This option adds support for grouping sets of processes together, for use with process control subsystems such as Cpusets, CFS, memory controls or device isolation.


- Documentation/scheduler/sched-design-CFS.txt   (CFS)
- Documentation/cgroups/ (features for grouping, isolation
                          and resource control)

Control Group 又稱為 cgroup 是主要的功能選項,接下來許多 cgroup subsystem 又稱為 controller 都是依賴在這個選項之下。

cgroup 的功能是讓 process 能夠分開在不同的 group 裡面,然後我們可以對每個 group 透過 controller 做不同的操作。


Namespace cgroup subsystem

Provides a simple namespace cgroup subsystem to provide hierarchical naming of sets of namespaces, for instance virtual servers and checkpoint/restart jobs.
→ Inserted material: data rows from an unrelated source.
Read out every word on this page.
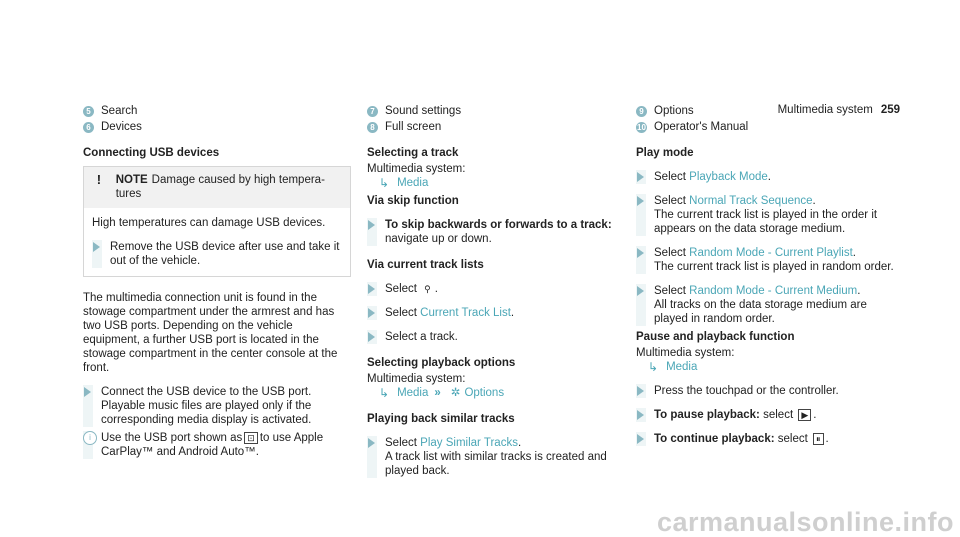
Multimedia system 259
5 Search
6 Devices
Connecting USB devices
!	NOTE Damage caused by high temperatures
High temperatures can damage USB devices.
Remove the USB device after use and take it out of the vehicle.
The multimedia connection unit is found in the stowage compartment under the armrest and has two USB ports. Depending on the vehicle equipment, a further USB port is located in the stowage compartment in the center console at the front.
Connect the USB device to the USB port. Playable music files are played only if the corresponding media display is activated.
i Use the USB port shown as ⊡ to use Apple CarPlay™ and Android Auto™.
7 Sound settings
8 Full screen
Selecting a track
Multimedia system:
↳ Media
Via skip function
To skip backwards or forwards to a track: navigate up or down.
Via current track lists
Select ⚲ .
Select Current Track List.
Select a track.
Selecting playback options
Multimedia system:
↳ Media » ✲ Options
Playing back similar tracks
Select Play Similar Tracks.
A track list with similar tracks is created and played back.
9 Options
10 Operator's Manual
Play mode
Select Playback Mode.
Select Normal Track Sequence.
The current track list is played in the order it appears on the data storage medium.
Select Random Mode - Current Playlist.
The current track list is played in random order.
Select Random Mode - Current Medium.
All tracks on the data storage medium are played in random order.
Pause and playback function
Multimedia system:
↳ Media
Press the touchpad or the controller.
To pause playback: select ▶ .
To continue playback: select ⏸ .
carmanualsonline.info
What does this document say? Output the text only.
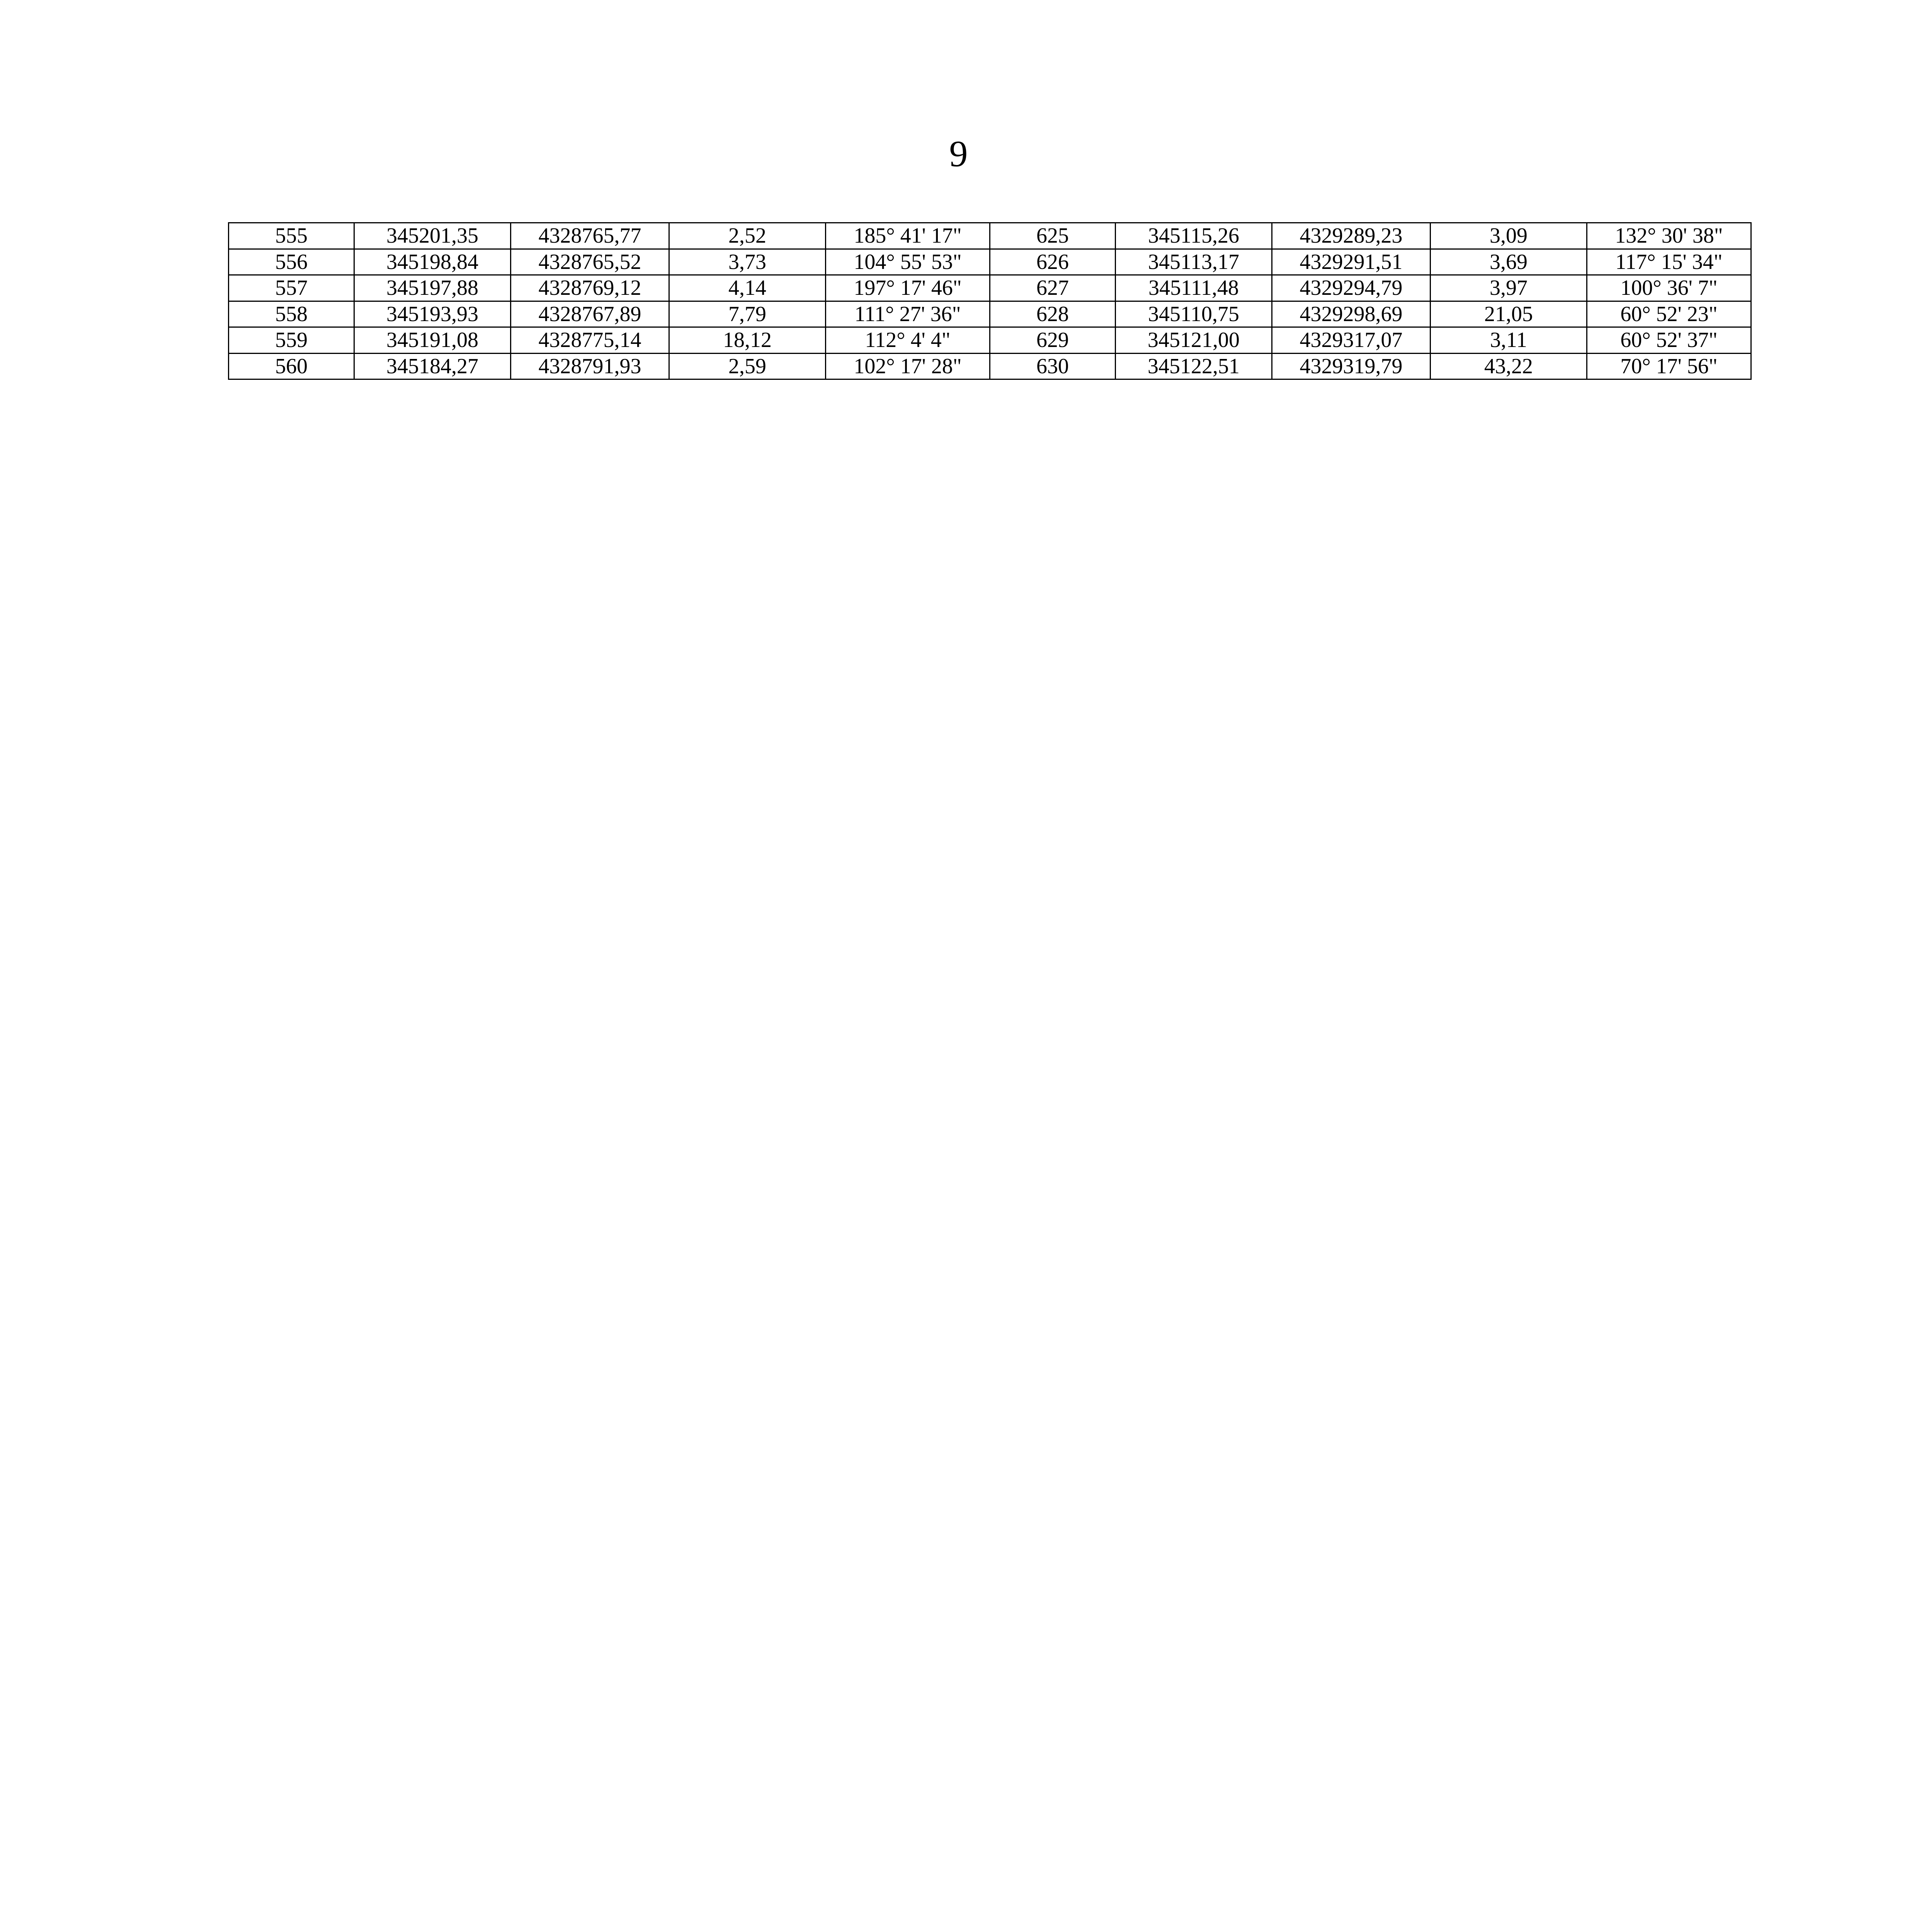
9
555	345201,35	4328765,77	2,52	185° 41' 17"	625	345115,26	4329289,23	3,09	132° 30' 38"
556	345198,84	4328765,52	3,73	104° 55' 53"	626	345113,17	4329291,51	3,69	117° 15' 34"
557	345197,88	4328769,12	4,14	197° 17' 46"	627	345111,48	4329294,79	3,97	100° 36' 7"
558	345193,93	4328767,89	7,79	111° 27' 36"	628	345110,75	4329298,69	21,05	60° 52' 23"
559	345191,08	4328775,14	18,12	112° 4' 4"	629	345121,00	4329317,07	3,11	60° 52' 37"
560	345184,27	4328791,93	2,59	102° 17' 28"	630	345122,51	4329319,79	43,22	70° 17' 56"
Namespace controller 是讓 cgroup 去使用到 namespace 功能。

namespace 是另外一個主要的功能,等一下會做比較詳細的說明,這裡先跳過。


Freezer cgroup subsystem

Provides a way to freeze and unfreeze all tasks in a cgroup.

看一下大概就知道這是用來凍結所有 process 的東西。


Cpuset support

This option will let you create and manage CPUSETs which allow dynamically partitioning a system into sets of CPUs and Memory Nodes and assigning tasks to run only within those sets. This is primarily useful on large SMP or NUMA systems.

簡單說就是指定 process 能夠跑在哪一個 CPU 上面。


Simple CPU accounting cgroup subsystem

Provides a simple Resource Controller for monitoring the total CPU consumed by the tasks in a cgroup.

統計每個 process 的 CPU 使用量。


Resource counters

This option enables controller independent resource accounting infrastructure that works with cgroups.



Memory resource controllers for Control Groups

Provides a memory resource controller that manages both anonymous memory and page cache. (See Documentation/cgroups/memory.txt)

Note that setting this option increases fixed memory overhead associated with each page of memory in the system. By this, 8(16)bytes/PAGE_SIZE on 32(64)bit system will be occupied by memory usage tracking struct at boot. Total amount of this is printed out at boot.

Only enable when you're ok with these trade offs and really sure you need the memory resource controller. Even when you enable this, you can set "cgroup_disable=memory" at your boot option to disable memory resource controller and you can avoid overheads. (and lose benefits of memory resource controller)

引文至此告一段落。